Dans un communiqué relayé par l’agence d’État KCNA, le ministre nord-coréen de la Défense, No Kwang Chol, a dénoncé une « conspiration délibérée » visant, selon lui, à renforcer la dissuasion militaire contre Pyongyang. « Il s’agit d’une expression claire de leur hostilité à l’égard de la République populaire démocratique de Corée », a-t-il déclaré, promettant des mesures militaires en représailles.
Cette réaction intervient au lendemain du tir d’un missile balistique nord-coréen vers la mer de l’Est, un nouvel essai qui a suscité la condamnation de Séoul. Les États-Unis ont pour leur part souligné que ce tir ne représentait « aucune menace immédiate » pour leur territoire ou celui de leurs alliés, tout en y voyant une nouvelle démonstration du « rôle déstabilisateur » de Pyongyang.
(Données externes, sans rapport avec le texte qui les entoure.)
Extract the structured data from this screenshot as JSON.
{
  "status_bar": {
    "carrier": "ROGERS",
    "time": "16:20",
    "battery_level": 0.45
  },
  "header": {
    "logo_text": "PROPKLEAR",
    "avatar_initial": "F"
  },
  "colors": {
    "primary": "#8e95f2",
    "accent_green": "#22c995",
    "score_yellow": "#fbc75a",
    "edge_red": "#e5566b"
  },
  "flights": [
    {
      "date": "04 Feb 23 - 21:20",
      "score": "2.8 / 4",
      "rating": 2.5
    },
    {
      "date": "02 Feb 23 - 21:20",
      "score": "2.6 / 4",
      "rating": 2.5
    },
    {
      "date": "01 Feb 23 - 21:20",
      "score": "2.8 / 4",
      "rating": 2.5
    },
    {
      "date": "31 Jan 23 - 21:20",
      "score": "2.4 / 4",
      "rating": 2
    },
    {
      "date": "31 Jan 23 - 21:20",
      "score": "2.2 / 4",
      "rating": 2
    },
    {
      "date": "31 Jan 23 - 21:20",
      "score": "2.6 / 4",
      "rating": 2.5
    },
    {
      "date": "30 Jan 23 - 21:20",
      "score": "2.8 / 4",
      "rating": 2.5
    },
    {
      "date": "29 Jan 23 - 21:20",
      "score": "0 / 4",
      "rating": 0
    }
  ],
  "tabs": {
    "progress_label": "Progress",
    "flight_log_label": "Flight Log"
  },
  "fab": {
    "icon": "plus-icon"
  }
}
Les tensions se sont accrues après la visite à Séoul du secrétaire américain à la Défense, Pete Hegseth, qui a réaffirmé la priorité donnée à la dissuasion nord-coréenne dans l’alliance américano-sud-coréenne. Dans le même temps, le déploiement du porte-avions nucléaire USS George Washington à Busan a été perçu par Pyongyang comme une provocation directe.
« Nous garantirons la sécurité et défendrons la paix par la force », a averti No Kwang Chol, citant le principe d’« autodéfense armée » de la Corée du Nord.
Malgré cette rhétorique belliqueuse, le président américain Donald Trump a réitéré sa volonté de rencontrer le dirigeant nord-coréen Kim Jong-un, bien qu’aucune rencontre n’ait été organisée jusqu’à présent. Pyongyang a néanmoins poursuivi ses essais d’armes, multipliant les signaux de défi à l’égard de Washington et de Séoul, à l’heure où la péninsule coréenne reste l’un des foyers les plus explosifs d’Asie.